To calculate the magnitude spectrum we just need to add an additional operator call, we’ll do that via map operation. The idea is for every complex number calcualte its absolute value. `ComplexNumber`

type in WaveBeans has built-in function `abs()`

that’s doing that.

```
val x = listOf(1, 2, 3, 4) // 1
val n = 4 // 2
SampleCountMeasurement.registerType(List::class) { it.size } // 3
dft(n, x) // 4
.rangeProjection(0, x.size * 1000L) // 5
.map { it.map(ComplexNumber::abs) } // 6
.toCsv( // 7
uri = "file:///path/to.csv", // 8
header = listOf("idx", "Magnitude values"), // 9
elementSerializer = { (idx, _, value) -> // 10
listOf(idx.toString(), value.toString()) // 11
}
)
```

Explanation:

- Line #1-2. Define the input signal
`x`

and its length`n`

. - Line #3-5. Call DFT calculation as explained in the approproate section above. Limit the output so with sample rate 1Hz the stream will evaluate exactly the length of the stream.
- Line #6. For each element in the stream, and the element has type
`List<ComplexNumber>`

, though for each item in that list as well, we call`abs()`

function that returns the absolute value of complex number.

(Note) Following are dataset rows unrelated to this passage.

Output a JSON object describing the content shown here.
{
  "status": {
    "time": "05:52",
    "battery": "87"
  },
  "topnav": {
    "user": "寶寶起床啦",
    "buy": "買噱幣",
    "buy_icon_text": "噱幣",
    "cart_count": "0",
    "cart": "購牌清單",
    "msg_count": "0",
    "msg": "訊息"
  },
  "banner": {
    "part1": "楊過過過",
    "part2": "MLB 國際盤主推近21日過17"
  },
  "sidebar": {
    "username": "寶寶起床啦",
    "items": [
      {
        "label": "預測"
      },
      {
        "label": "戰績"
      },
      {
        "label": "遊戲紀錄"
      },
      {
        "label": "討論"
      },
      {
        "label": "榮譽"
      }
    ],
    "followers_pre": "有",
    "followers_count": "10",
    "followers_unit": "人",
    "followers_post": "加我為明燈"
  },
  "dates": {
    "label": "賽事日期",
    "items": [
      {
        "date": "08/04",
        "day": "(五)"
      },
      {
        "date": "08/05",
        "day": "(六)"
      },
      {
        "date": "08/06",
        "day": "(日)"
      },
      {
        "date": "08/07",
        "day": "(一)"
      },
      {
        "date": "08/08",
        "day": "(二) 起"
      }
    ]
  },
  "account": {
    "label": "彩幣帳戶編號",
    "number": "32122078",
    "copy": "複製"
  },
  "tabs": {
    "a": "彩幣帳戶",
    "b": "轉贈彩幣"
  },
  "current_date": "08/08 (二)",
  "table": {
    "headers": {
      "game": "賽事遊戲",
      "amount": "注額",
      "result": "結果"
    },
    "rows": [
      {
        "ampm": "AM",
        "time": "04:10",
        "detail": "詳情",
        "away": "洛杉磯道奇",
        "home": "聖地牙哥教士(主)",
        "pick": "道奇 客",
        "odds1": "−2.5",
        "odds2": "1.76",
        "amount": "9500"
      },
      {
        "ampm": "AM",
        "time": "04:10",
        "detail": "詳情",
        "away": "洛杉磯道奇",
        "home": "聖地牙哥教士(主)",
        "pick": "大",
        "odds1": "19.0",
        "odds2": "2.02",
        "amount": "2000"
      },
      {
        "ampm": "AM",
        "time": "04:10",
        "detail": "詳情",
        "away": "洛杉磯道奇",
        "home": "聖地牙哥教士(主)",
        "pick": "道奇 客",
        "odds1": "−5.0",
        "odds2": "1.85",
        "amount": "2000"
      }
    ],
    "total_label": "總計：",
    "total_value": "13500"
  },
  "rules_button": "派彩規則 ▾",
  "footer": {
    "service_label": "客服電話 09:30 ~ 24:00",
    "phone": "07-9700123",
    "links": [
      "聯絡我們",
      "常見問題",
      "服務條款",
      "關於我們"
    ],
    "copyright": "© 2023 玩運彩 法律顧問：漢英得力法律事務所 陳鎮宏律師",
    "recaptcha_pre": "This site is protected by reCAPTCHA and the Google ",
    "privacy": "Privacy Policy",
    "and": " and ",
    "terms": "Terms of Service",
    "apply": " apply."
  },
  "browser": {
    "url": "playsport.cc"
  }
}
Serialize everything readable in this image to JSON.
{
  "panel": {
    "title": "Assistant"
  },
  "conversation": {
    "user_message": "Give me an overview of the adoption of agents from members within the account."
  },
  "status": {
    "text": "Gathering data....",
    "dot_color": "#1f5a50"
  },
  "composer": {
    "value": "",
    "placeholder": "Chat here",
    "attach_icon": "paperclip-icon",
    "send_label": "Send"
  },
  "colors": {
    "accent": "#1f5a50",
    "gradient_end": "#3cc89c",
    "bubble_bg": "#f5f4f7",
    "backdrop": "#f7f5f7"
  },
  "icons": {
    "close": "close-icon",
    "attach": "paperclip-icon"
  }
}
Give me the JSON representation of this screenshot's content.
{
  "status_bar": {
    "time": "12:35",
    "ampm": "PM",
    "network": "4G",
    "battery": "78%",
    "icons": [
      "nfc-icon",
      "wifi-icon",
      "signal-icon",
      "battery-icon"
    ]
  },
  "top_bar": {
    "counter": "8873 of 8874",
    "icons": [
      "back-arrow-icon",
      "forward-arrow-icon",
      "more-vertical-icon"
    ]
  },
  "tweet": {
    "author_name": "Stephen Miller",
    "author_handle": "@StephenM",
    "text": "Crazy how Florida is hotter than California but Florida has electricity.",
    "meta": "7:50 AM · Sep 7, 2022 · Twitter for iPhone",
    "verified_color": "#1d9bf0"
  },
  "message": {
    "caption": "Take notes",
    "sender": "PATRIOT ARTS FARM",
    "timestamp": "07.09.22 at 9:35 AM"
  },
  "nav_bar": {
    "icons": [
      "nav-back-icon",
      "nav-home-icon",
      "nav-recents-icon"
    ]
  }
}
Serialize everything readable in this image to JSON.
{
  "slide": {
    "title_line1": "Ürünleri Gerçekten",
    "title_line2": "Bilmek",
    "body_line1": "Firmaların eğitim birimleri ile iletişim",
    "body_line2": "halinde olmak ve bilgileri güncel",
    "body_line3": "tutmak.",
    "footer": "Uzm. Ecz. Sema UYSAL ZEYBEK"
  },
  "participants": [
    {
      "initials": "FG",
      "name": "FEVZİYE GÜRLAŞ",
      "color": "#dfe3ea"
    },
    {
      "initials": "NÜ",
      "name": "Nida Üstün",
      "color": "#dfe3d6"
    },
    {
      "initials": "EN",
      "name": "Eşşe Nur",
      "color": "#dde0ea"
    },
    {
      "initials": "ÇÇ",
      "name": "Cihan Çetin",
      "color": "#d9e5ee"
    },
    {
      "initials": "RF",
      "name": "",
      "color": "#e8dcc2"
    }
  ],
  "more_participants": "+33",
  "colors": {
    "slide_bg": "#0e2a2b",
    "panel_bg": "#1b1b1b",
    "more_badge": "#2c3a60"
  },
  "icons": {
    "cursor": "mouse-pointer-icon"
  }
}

The resulting type of the stream is`BeanStream<List<Double>>`

. - As in previous program, we define the CSV output with custom serialization.

The output would look like this:

```
idx,Magnitude values
0,[10.0, 2.8284271247461903, 2.0, 2.8284271247461894]
```

## Conclusion

During that week we’ve learnt:

- How to calculate DFT using WaveBeans framework.
- Though it’s not that valueable as WaveBeans has implementation of FFT operation, the essential is the way how different formulas can be mapped to a stream calculation.
- How to work with custom types, and which types are implemented within WaveBeans framework.
- How regular Kotlin Collections API can be mixed with WaveBeans stream API to achieve better results.